God, this is so messed up.
She pulled off her left sock, which was soaked with blood from a gash in her thigh, and dropped it in the dry gutter. It looked gruesome, like an organ torn from a body. There must be a cut somewhere on her head too, because every time she pressed her hand to her temple, it came away daubed with red. Her entire scalp and swollen jaw pulsed with pain. Her lip was still bleeding; she could taste the blood. What frightened her was seeing part of her own face out of the corner of her eye.
A number of vultures were circling the overpass, like trash bags in a dust devil. Lila had counted more than two dozen when a woman came out of the house across the street and noticed her sitting there trying to decide what to do. She crossed the street, her oversized flip-flops clapping against her heels. Judging by the woman’s frazzled appearance and darting eyes, Lila figured that she had been sleepless for some time. She was stout, wearing a simple denim skirt and a man’s pinstriped dress shirt that was buttoned wrong. Her wide bulldog face looked sunburned and her lips were cracked.
The woman said, “Why is it you that is sitting out here with these bloody socks in the middle of everything?

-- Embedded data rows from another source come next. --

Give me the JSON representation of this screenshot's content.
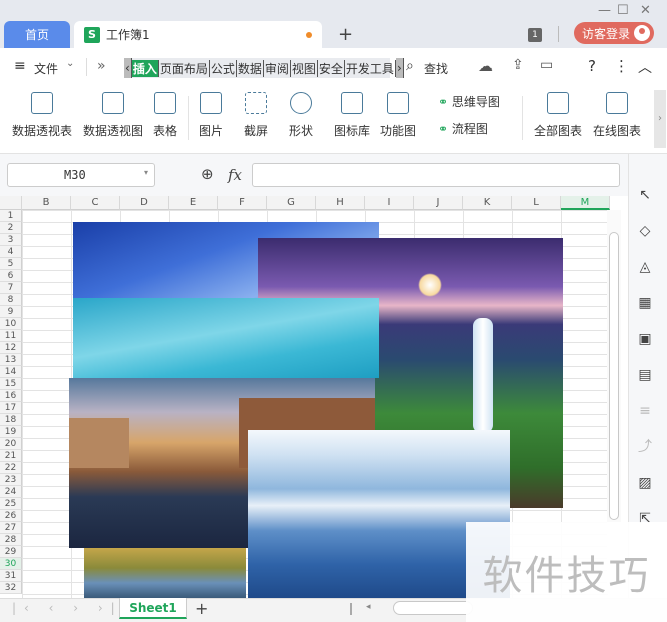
{
  "titlebar": {
    "home_tab": "首页",
    "doc_icon": "S",
    "doc_tab": "工作簿1",
    "new_tab": "+",
    "window_count": "1",
    "login": "访客登录"
  },
  "menubar": {
    "file": "文件",
    "more": "»",
    "tabs": [
      "插入",
      "页面布局",
      "公式",
      "数据",
      "审阅",
      "视图",
      "安全",
      "开发工具"
    ],
    "active_tab": "插入",
    "search": "查找",
    "help": "?",
    "kebab": "⋮",
    "collapse": "︿"
  },
  "ribbon": {
    "buttons": [
      "数据透视表",
      "数据透视图",
      "表格",
      "图片",
      "截屏",
      "形状",
      "图标库",
      "功能图",
      "全部图表",
      "在线图表"
    ],
    "small": [
      "思维导图",
      "流程图"
    ]
  },
  "formula": {
    "cell_ref": "M30",
    "fx": "fx"
  },
  "grid": {
    "columns": [
      "B",
      "C",
      "D",
      "E",
      "F",
      "G",
      "H",
      "I",
      "J",
      "K",
      "L",
      "M"
    ],
    "rows": [
      "1",
      "2",
      "3",
      "4",
      "5",
      "6",
      "7",
      "8",
      "9",
      "10",
      "11",
      "12",
      "13",
      "14",
      "15",
      "16",
      "17",
      "18",
      "19",
      "20",
      "21",
      "22",
      "23",
      "24",
      "25",
      "26",
      "27",
      "28",
      "29",
      "30",
      "31",
      "32"
    ],
    "selected_column": "M",
    "selected_row": "30"
  },
  "sheet": {
    "tab": "Sheet1",
    "add": "+"
  },
  "watermark": "软件技巧",
  "icons": [
    "cloud-icon",
    "share-icon",
    "gear-icon",
    "cursor-icon",
    "shapes-icon",
    "fill-icon",
    "table-icon",
    "grid4-icon",
    "chart-icon",
    "image-icon",
    "crop-icon"
  ]
}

Come home away from here!”
Lila allowed herself to be led into a nearby house, pulled along by the woman’s grip on her arm. Not the one from which the woman had emerged, but the house immediately behind Lila. There, the woman sat her at the kitchen counter. The sink was filled with broken dishes. There were blackened pots and pans on the floor and what looked like shards of dried pasta everywhere, as well as dark soupy splotches. Lila wanted to plug her nose. Something was rotten somewhere close. On the windowsill,
a dark avocado seed was suspended over a jar by toothpicks, like a dried and shrunken heart. There was no water in the jar, Lila noted, just a filmy residue. Maybe someone drank it. She wished she had water now, and food.

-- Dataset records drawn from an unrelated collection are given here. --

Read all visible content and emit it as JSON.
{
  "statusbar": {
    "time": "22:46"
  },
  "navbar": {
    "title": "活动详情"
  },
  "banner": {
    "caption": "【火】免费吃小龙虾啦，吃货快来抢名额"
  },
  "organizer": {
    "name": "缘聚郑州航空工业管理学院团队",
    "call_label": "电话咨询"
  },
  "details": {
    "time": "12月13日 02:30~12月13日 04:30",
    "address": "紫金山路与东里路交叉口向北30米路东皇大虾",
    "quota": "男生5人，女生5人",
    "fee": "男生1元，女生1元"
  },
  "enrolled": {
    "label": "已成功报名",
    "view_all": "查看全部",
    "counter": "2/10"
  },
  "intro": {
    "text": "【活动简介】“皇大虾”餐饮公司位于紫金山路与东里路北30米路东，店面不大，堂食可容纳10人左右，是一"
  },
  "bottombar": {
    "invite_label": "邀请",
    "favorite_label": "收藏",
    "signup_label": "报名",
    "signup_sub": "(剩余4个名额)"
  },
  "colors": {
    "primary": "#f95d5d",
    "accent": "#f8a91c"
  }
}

On the counter, there were several bowls of uneaten cereal. Someone, perhaps this woman, had placed one before each barstool. The woman glanced around. She opened the refrigerator to reveal its emptiness. Like the inside of a spaceship in the future, Lila thought, looking past the woman into the white plastic void. She picked out a cornflake from the bowl in front of her and put it on her tongue. It was soft and stale. She didn’t care. It had been weeks since she had had cereal and almost two days since she had eaten anything at all.